A budget can help you be in control of your finances, achieve your financial goals and be a smart consumer.
Pay your bills on time
As soon as you get a bill, always verify if the expenses listed, have been undertaken. Know your credit limit and the bill due date. If you have given 'standing instructions' to your bank to make certain payments, assess those expenses.
Sign up for SMS or E-mail alert facility provided by your billers to know that a bill has been issued and payment is pending towards the same.
Paying your bills on time will help you avoid excessive interest or late payment charges.
Buy only what you can afford. Ensure that your debt costs on personal loans and credit cards does not exceed 15% of your income after paying off taxes.
Apportion a fixed percentage (5-10%) for savings or in some secured investment option every month. Apply for a direct debit facility so that a part of your income gets automatically transferred at the beginning of a month towards your savings / investment option. This way, you can save your precious money before you get a chance to spend it.

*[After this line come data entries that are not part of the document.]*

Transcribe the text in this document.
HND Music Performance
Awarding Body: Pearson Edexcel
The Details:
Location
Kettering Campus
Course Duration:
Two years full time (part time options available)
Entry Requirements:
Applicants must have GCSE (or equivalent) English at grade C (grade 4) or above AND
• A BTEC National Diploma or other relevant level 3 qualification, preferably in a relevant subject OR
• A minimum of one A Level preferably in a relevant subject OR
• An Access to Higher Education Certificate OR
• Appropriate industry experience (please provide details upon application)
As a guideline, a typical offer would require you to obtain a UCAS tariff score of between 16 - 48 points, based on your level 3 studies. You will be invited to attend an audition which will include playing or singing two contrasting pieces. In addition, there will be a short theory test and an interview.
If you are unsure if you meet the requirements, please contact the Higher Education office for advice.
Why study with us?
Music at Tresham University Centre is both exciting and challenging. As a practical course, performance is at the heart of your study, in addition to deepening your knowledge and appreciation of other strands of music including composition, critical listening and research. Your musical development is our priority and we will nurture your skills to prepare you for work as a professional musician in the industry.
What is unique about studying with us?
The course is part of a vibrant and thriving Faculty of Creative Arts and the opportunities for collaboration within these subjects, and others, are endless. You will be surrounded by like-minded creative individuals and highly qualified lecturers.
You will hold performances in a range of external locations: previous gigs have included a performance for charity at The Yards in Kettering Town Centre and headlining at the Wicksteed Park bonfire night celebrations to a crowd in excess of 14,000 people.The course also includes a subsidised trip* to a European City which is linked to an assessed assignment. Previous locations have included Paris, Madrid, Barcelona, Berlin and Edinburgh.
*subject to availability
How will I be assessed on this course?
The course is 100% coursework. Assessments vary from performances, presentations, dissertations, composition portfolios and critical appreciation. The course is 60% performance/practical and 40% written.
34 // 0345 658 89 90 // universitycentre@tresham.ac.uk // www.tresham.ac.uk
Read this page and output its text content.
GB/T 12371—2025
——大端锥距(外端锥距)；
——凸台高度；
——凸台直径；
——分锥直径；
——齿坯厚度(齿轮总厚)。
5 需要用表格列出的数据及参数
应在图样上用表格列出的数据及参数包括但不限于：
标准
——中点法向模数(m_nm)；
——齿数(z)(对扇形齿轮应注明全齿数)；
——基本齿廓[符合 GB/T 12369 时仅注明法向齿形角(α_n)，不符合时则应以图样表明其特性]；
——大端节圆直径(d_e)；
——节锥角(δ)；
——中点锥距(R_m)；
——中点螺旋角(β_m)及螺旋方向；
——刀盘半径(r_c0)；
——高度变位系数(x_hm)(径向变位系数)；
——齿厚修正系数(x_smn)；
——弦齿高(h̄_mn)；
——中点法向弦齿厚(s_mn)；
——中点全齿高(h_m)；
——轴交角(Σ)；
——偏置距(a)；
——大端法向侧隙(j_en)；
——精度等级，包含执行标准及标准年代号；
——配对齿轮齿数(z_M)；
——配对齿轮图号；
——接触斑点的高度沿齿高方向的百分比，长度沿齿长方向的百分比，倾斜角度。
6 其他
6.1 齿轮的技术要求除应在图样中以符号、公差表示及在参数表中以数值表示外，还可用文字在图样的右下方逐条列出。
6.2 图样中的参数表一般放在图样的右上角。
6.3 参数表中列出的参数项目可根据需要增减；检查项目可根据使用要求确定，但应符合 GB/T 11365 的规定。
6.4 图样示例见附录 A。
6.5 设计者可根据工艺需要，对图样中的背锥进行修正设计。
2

When you plan to buy an expensive product (like a car, for instance) save extra money, apart from your regular monthly savings. Try and curb unnecessary expenditure. You would be amazed to see your savings add up. Do not take additional debt to pay off your previous debts.
Remember: Whether you borrow through a personal loan, a line of credit or a credit card, credit should be used to enhance your personal financial management, not become an extension of your income.